Instinto competitivo
Muy grande tiene que ser el problema para que España no encuentre la forma de superarlo


No es fácil definir lo que es el instinto competitivo, ese concepto mágico que define a los grandes deportistas, por lo que resulta más fácil echar mano de ejemplos que enredarse en conceptos teóricos. Pocos resultan más clarificadores que esta maravillosa selección de baloncesto, que desde hace más de una década no para de darnos alegrías. A lomos de un gran juego, como hizo en Japón, Polonia o Lituania o tirando de carácter y temple como en estos Juegos ante Francia y Rusia. Recibiendo infinitos halagos o sorprendidos por más críticas negativas de las que creen merecer. Al final siempre consiguen sus objetivos, aunque se enfrenten al más difícil todavía que obliga sus triunfos anteriores. Llegados al terreno donde otros se derriten, como los desesperados franceses o los impotentes rusos, España se agiganta. Y lo hace casi siempre de forma grupal, echando mano y corazón lo mismo de sus hombres más renombrados que de actores supuestamente secundarios como Felipe o San Emeterio, que ayer tuvieron importancia capital. Tanta que cuando España se lanzó a degüello sobre sus rivales, Pau Gasol y Navarro solo lo podían celebrar saltando en el banquillo.
No ha sido nada fácil la andadura de este grupo en este torneo. Al mal juego se sumó el llamémosle incidente del partido ante Brasil. Otros, con menos temple, habrían terminado centrados en lo accesorio y olvidando lo principal. No es el caso de España. Dicen que siempre hay que jugar o a favor o en contra de algo. Dolidos por las críticas, hartos de dar explicaciones a algo que se explicaba solo, en esta ocasión España ha combinado los dos elementos de motivación para superar de nuevo una situación de extrema complejidad.

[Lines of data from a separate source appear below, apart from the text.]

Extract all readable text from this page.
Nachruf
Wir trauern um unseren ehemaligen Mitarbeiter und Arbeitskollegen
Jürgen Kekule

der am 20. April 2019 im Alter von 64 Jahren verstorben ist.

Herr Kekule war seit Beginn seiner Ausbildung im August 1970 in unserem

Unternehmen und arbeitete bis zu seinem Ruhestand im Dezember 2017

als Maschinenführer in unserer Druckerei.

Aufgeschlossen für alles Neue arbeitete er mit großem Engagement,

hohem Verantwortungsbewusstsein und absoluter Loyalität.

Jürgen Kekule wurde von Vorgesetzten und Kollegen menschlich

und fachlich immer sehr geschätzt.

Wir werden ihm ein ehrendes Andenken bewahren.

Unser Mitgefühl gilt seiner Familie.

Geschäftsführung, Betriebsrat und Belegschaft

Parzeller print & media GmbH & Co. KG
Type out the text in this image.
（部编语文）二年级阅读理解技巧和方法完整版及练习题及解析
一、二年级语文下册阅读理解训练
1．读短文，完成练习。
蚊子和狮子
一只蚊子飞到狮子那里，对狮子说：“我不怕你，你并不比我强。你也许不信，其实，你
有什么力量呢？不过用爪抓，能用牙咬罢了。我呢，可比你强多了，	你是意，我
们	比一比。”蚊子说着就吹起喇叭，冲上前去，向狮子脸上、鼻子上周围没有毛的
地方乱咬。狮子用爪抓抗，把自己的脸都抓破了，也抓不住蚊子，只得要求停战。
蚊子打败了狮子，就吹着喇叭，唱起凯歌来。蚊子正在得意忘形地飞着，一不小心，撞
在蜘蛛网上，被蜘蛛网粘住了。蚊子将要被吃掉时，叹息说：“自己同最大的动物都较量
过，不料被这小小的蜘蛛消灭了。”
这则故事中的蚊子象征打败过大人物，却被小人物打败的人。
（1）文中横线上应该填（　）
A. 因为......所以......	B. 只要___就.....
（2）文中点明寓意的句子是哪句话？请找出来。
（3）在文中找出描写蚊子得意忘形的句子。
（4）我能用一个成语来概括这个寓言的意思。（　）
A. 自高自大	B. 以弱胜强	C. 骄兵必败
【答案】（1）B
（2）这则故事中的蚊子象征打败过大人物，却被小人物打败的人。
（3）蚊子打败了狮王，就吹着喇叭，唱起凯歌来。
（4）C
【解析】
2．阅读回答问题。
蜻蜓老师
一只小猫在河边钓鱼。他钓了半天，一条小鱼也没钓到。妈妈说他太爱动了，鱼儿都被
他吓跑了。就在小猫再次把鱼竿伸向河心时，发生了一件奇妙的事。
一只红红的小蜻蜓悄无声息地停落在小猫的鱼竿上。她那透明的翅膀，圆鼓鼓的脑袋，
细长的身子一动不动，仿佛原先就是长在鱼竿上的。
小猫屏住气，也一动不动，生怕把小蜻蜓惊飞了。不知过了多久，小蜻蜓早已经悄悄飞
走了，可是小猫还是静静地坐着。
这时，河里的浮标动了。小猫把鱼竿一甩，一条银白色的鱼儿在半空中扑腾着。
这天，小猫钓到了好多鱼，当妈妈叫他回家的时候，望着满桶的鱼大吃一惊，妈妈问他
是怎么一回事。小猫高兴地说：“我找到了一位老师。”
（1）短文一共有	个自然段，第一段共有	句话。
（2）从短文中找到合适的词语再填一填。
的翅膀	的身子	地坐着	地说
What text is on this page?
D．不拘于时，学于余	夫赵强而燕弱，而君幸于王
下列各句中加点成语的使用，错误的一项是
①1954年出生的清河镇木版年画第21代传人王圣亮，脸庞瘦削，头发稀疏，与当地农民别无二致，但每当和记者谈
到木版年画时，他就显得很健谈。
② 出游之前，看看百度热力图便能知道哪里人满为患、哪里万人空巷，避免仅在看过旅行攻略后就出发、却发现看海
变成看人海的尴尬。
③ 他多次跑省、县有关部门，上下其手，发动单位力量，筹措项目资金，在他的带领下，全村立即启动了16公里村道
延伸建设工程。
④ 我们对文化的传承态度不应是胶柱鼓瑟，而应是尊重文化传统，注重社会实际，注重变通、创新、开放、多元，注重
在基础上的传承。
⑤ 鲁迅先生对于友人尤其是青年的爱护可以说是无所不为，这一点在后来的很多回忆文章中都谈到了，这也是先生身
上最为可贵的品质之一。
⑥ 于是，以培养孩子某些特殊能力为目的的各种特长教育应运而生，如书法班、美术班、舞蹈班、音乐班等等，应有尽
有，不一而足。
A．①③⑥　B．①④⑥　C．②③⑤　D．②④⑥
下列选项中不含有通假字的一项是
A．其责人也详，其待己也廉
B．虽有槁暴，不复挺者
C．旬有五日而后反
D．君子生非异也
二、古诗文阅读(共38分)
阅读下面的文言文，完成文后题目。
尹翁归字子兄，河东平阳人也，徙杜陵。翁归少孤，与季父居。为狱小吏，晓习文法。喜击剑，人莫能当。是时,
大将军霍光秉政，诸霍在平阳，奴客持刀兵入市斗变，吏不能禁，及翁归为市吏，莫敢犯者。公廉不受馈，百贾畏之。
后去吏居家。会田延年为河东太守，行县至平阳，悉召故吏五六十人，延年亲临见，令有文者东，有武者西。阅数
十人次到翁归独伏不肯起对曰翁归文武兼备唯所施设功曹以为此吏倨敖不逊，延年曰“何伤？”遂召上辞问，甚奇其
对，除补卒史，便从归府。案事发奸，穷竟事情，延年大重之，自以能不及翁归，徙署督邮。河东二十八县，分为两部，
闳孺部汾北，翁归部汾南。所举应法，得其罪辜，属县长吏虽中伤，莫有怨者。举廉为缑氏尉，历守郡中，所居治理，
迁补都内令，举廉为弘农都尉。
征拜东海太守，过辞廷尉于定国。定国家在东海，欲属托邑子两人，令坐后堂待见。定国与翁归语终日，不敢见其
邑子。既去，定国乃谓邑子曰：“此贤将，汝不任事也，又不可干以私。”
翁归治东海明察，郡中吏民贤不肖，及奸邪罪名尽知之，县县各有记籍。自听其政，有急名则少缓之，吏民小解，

Como ocurrió contra Francia, el equipo español pasó un calvario antes de alcanzar el éxtasis
Como ocurrió contra Francia, el equipo español pasó un calvario antes del éxtasis. Duró dos cuartos, impropios de un equipo de su categoría, atenazado hasta la desesperación e incapaz por segunda vez de encontrar el antídoto a la trabajada defensa rusa. Se botaba mucho y el balón corría poco, se tiraba entre mal y peor y el ritmo lo marcaba David Platt desde el banquillo. Pero Rusia cometió un error. No apuntillar. O puede que fuese también mérito de España, que supo sufrir y controlar la desesperación a la que puedes llegar metiendo sólo 20 puntos en 20 minutos, síntoma de cabezas bien amuebladas. El descanso aclaró las ideas y se notó desde el inicio del tercer cuarto, cuando los jugadores españoles entendieron que en una rápida circulación de balón y apoyándose en un Marc Gasol que estuvo imperial en todas las facetas, residía la clave para atacar bien la zona y que los espacios apareciesen. Lo único que faltaba ya era que alguien diese el empujón definitivo que liberase mentes y muñecas. Esta vez le tocó a Calderón. Habiendo visitado el infierno, ver de nuevo la luz cambió al equipo de arriba abajo. Cual tiburón la sangre, nuestros jugadores sintieron el miedo en las caras de sus rivales, y no dudaron en tirarse al cuello sin piedad. Otra característica del instinto competitivo.
Total, que estamos de nuevo en la final. Sí, esa final que parecía una quimera cuando Rusia nos metió en un lío. Pero muy grande tiene que ser el problema para que España no encuentre la forma de superarlo. Lo han hecho otra vez y ya van un montón. No hay ni pero que ponerle ni ningún motivo que impida que todos nos demos la enhorabuena. Ellos por su éxito. Nosotros por poder disfrutarlo.